"How the IRS Wrecked your Pension"
When tax shelters, aren't (MeganMcArdle via Instapundit):
Back in the day, long before the stock market boom began, the IRS decided that pension funds were a problem, taxwise. As I understand it, this problem was mostly in small professional practices like doctors and lawyers offices. The doctors and lawyers would employ one or two other people, most of them transient single women who could be expected to leave to get married long before their pension vested. So you’d set up a “pension plan” in which, realistically, you were going to be the beneficiary. Then you’d stuff it full of money, far more than you needed to pay out your pension. It was a pretty nice tax shelter.
So the IRS got very strict about pension overfunding: they didn’t allow it. Or rather, they allowed it, but they wouldn’t let you deduct any payments into an already overfunded plan. Farewell, tax shelter.
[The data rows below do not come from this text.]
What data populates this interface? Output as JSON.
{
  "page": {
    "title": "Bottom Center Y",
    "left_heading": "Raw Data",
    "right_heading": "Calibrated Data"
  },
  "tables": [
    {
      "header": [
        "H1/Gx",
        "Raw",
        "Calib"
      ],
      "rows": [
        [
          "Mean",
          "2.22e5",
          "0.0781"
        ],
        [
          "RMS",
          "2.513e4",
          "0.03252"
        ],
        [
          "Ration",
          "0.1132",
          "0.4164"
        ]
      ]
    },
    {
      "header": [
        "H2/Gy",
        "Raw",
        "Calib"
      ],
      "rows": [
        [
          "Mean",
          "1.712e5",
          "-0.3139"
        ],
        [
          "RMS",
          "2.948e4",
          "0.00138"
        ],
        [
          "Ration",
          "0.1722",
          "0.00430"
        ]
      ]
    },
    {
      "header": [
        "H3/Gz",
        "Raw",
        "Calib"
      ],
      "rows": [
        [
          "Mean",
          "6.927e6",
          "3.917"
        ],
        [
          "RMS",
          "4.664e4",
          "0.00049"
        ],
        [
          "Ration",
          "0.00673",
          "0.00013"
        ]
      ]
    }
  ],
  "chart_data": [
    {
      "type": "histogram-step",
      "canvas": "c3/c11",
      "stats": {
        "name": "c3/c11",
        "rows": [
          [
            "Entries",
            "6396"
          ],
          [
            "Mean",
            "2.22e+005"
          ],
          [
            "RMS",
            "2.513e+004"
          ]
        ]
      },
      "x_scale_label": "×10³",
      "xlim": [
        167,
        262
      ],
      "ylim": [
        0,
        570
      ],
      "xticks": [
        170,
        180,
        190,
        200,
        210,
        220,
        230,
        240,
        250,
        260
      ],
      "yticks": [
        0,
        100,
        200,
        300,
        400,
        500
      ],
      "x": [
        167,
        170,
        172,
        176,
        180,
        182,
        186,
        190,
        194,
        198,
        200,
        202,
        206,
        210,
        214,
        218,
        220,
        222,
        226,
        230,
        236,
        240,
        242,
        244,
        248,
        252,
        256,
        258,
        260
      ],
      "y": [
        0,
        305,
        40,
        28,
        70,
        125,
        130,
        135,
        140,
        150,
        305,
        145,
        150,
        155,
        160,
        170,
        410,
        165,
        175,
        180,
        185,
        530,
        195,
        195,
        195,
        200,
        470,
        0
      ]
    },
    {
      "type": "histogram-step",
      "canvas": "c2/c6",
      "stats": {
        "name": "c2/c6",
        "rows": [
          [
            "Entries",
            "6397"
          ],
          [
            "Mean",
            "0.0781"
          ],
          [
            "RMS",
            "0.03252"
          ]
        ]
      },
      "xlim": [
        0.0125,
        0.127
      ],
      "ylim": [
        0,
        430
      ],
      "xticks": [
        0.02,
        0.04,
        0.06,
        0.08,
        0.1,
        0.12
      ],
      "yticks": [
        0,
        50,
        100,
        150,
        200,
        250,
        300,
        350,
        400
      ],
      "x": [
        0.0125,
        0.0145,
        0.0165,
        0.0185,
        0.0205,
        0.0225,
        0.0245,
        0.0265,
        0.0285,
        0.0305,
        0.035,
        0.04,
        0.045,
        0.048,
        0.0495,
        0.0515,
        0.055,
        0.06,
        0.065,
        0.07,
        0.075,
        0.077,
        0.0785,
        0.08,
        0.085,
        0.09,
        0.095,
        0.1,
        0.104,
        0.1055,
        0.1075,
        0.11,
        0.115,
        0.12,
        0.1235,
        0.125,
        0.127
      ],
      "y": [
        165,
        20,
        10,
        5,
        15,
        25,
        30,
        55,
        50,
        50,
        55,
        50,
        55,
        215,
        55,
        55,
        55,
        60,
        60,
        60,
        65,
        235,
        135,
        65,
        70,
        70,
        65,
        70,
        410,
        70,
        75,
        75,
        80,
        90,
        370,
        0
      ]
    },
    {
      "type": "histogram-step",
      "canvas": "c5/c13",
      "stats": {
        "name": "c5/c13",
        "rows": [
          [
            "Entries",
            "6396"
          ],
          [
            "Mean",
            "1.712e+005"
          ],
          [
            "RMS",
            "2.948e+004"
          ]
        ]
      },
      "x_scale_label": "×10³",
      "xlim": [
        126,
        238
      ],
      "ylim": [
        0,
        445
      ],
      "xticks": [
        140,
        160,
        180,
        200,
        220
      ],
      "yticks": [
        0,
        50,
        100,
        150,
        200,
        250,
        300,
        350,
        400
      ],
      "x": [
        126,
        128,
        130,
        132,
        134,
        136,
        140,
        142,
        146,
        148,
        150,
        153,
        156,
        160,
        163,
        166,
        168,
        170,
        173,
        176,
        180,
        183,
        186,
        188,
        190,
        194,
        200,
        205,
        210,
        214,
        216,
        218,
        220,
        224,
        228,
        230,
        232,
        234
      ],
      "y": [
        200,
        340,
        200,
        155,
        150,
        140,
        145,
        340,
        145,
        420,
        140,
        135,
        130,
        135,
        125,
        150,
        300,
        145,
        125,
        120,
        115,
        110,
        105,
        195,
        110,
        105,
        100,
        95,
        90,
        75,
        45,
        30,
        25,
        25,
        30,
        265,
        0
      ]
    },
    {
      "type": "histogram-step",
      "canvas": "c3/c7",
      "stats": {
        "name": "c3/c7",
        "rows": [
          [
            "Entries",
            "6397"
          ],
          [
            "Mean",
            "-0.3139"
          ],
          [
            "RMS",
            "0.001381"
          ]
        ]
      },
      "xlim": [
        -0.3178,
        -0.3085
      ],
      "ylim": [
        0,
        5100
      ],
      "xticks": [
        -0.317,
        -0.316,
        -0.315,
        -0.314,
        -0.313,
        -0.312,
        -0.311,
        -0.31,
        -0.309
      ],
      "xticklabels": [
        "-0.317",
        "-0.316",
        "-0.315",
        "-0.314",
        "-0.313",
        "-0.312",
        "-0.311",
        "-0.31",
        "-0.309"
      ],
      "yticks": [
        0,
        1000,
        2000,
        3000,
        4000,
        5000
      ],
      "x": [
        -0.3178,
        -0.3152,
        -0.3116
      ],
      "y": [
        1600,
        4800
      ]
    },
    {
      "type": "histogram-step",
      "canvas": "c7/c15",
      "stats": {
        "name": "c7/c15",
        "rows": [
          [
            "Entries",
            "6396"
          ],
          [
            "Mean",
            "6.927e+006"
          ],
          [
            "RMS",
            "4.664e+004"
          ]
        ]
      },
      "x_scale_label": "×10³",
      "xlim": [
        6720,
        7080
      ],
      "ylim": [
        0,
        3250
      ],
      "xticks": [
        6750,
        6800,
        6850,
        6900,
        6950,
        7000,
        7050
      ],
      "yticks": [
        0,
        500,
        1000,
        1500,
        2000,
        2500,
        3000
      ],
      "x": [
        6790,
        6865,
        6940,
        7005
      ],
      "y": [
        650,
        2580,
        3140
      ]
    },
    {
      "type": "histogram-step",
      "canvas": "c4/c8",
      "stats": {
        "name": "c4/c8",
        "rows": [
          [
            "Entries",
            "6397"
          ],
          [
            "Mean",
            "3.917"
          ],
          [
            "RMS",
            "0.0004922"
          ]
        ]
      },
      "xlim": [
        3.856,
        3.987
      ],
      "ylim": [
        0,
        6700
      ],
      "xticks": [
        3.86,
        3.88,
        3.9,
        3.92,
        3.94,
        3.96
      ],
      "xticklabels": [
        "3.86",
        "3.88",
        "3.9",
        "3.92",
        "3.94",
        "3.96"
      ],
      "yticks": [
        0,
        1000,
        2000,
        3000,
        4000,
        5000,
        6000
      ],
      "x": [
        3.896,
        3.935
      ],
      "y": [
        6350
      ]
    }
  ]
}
This was fine in the 1970s, when the market just sort of lay there like a dying fish, occasionally flopping around, but mostly just gasping for air. However, by the late 1990s, a whole lot of pension plans were overfunded. Which created something of a problem. In popular legend, all these pension fund managers were total idiots who didn’t understand that the market was in a bubble, dammit. Undoubtedly, in some cases, this legend is even true. But in most cases, it wasn’t. The pension consultants and money managers who were responsible for calculating the required contributions were well aware that the rocket-fuelled 1990s price increases were not likely to continue forever. They even understood that prices were likely to fall, leaving the funds not-so-funded. They wanted to keep pouring contributions into the funds in order to protect against the inevitable decline. But the IRS wouldn’t let them.